High-Need, High-Cost Patients: Who Are They and How Do They Use Health Care? A Population-Based Comparison of Demographics, Health Care Use, and Expenditures

TitleHigh-Need, High-Cost Patients: Who Are They and How Do They Use Health Care? A Population-Based Comparison of Demographics, Health Care Use, and Expenditures
Publication TypeJournal Article
Year of Publication2016
AuthorsHayes, SL, Salzberg, CA, McCarthy, D, Radley, DC, Abrams, MK, Shah, T, Anderson, GF
JournalIssue brief (Commonwealth Fund)
Volume26
Pagination1-14
Type of ArticleArticle
ISBN Number15586847 (ISSN)
KeywordsAdult, chronic disease, Comorbidity, demography, disabled person, Disabled Persons, economics, emergency health service, Emergency Medical Services, financial management, Financing, Personal, health care cost, health care planning, Health Expenditures, Health Resources, health service, Health Services Needs and Demand, human, Humans, statistics and numerical data, United States, Utilization
Abstract

Issue: Finding ways to improve outcomes and reduce spending for patients with complex and costly care needs requires an understanding of their unique needs and characteristics.

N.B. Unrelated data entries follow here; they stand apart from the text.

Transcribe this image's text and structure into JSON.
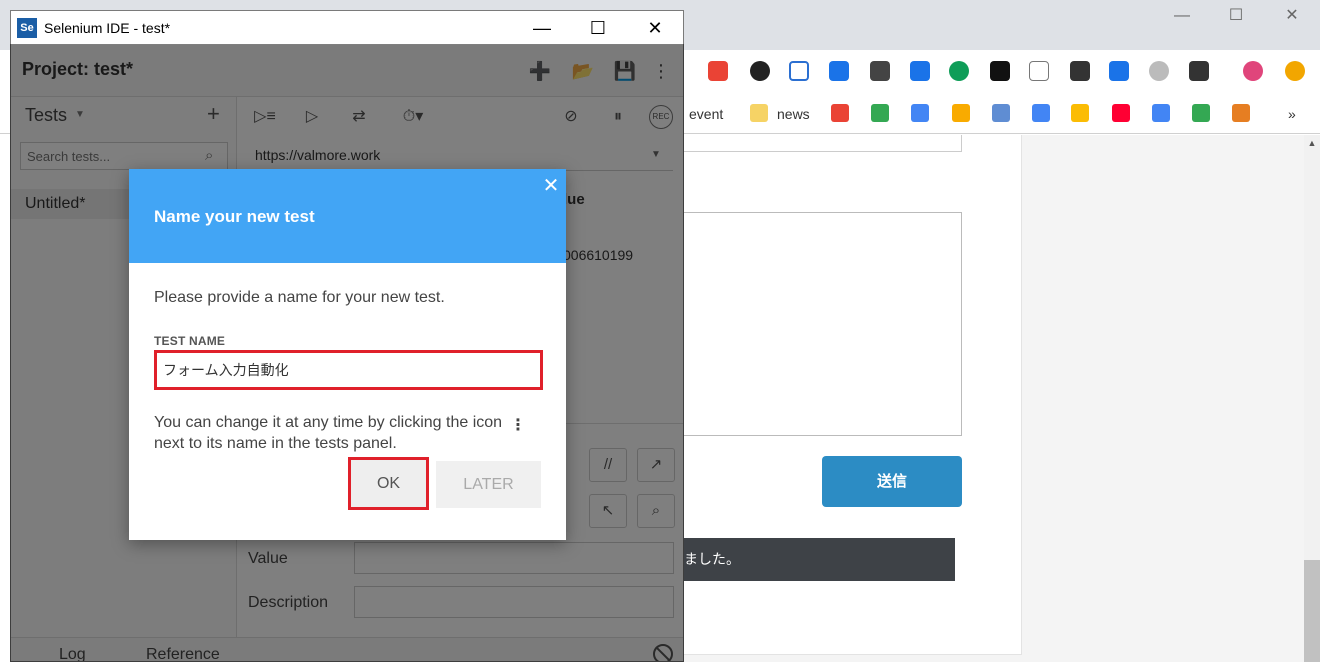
{
  "browser": {
    "bookmarks": [
      {
        "label": "event"
      },
      {
        "label": "news"
      }
    ],
    "page": {
      "send_button": "送信",
      "banner_text": "ました。"
    }
  },
  "ide": {
    "window_title": "Selenium IDE - test*",
    "logo_text": "Se",
    "project_label": "Project:  test*",
    "sidebar": {
      "tests_label": "Tests",
      "search_placeholder": "Search tests...",
      "test_item": "Untitled*"
    },
    "main": {
      "url": "https://valmore.work",
      "value_header": "lue",
      "value_cell": "006610199",
      "rec_label": "REC",
      "value_field_label": "Value",
      "description_field_label": "Description",
      "comment_btn": "//"
    },
    "footer": {
      "log_tab": "Log",
      "reference_tab": "Reference"
    }
  },
  "dialog": {
    "title": "Name your new test",
    "description": "Please provide a name for your new test.",
    "field_caption": "TEST NAME",
    "field_value": "フォーム入力自動化",
    "help_text": "You can change it at any time by clicking the icon next to its name in the tests panel.",
    "ok_label": "OK",
    "later_label": "LATER"
  },
  "colors": {
    "dialog_header": "#42a5f5",
    "highlight": "#e0202a",
    "send_button": "#2c8cc4"
  }
}
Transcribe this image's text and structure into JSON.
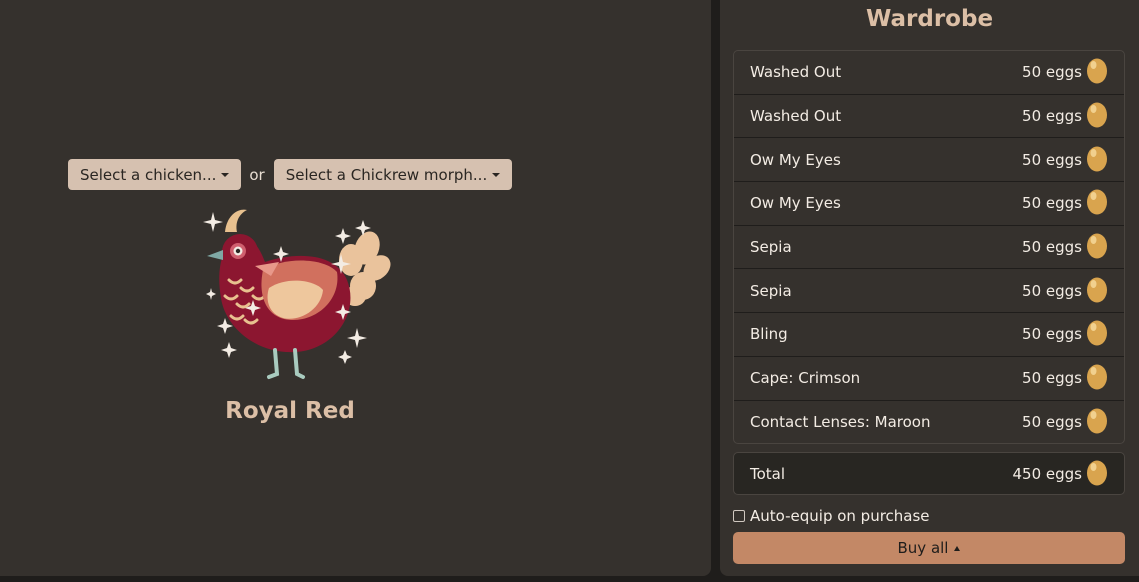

Goal: Examine demographics and health care spending and use of services among adults with high needs, defined as people who have three or more chronic diseases and a functional limitation in their ability to care for themselves or perform routine daily tasks. Methods: Analysis of data from the 2009–2011 Medical Expenditure Panel Survey. Key findings: High-need adults differed notably from adults with multiple chronic diseases but no functional limitations. They had average annual health care expenditures that were nearly three times higher—and which were more likely to remain high over two years of observation—and out-of-pocket expenses that were more than a third higher, despite their lower incomes. Rates of hospital use for high-need adults were more than twice those for adults with multiple chronic conditions only; high-need adults also visited the doctor more frequently and used more home health care. Costs and use of services also varied widely within the high-need group. Conclusion: These findings suggest that interventions should be targeted and tailored to high-need individuals most likely to benefit.